In preparation for the hearing, the committee has spent the past several months collecting information from Antrim Wind Energy, as well as dozens of legal briefs and letters from interested parties, including town residents and local environmental groups.
But the Counsel for the Public, an attorney appointed by the committee to represent the public’s interest, recently requested more time to evaluate the project.
The town’s selectmen and many residents support the wind farm, citing economic benefits. But several residents, particularly those who live near the Tuttle Hill area, have come out against the project, with noise, safety, health and environmental concerns.
One of the questions facing the Site Evaluation Committee was whether the committee had the authority to subdivide the town’s land, something the committee has never been asked to do before, said Michael J. Iacopino, attorney for the committee.
Antrim Wind Energy’s application requests a subdivision of the approximately 1,850 acres of privately leased land where the wind facility is proposed.
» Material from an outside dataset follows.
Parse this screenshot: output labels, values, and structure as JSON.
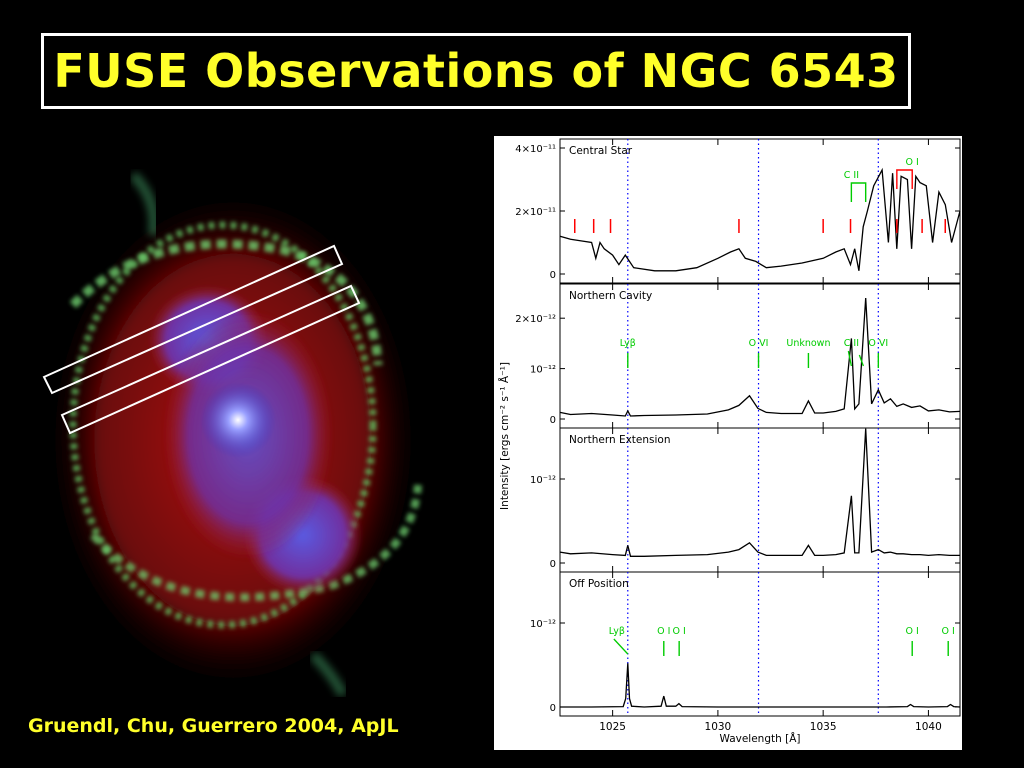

The subdivided piece would house a substation, to be owned and operated by Public Service New Hampshire, according to Site Evaluation Committee documents.
The subdivision does not meet the planning board’s regulations, and in July the board filed a legal brief with the committee defending its role as the sole authority over land use regulations in Antrim.
But at a hearing last week, the committee decided its power can preempt the authority of the town, with certain limitations, Iacopino said.
Those limitations will be nailed down at a separate public hearing, during which the committee will go through the town’s subdivision regulations to determine which powers will be left to the town, Iacopino said. The date of that hearing has not been set.
A final decision from the Site Evaluation Committee was expected in October, and if the facility was certified then, Antrim Wind Energy expected construction to be finished by the end of September 2014, according to committee documents.
Both of those timelines now will be pushed back at least a few months, John M. Soininen, project manager for Antrim Wind, said.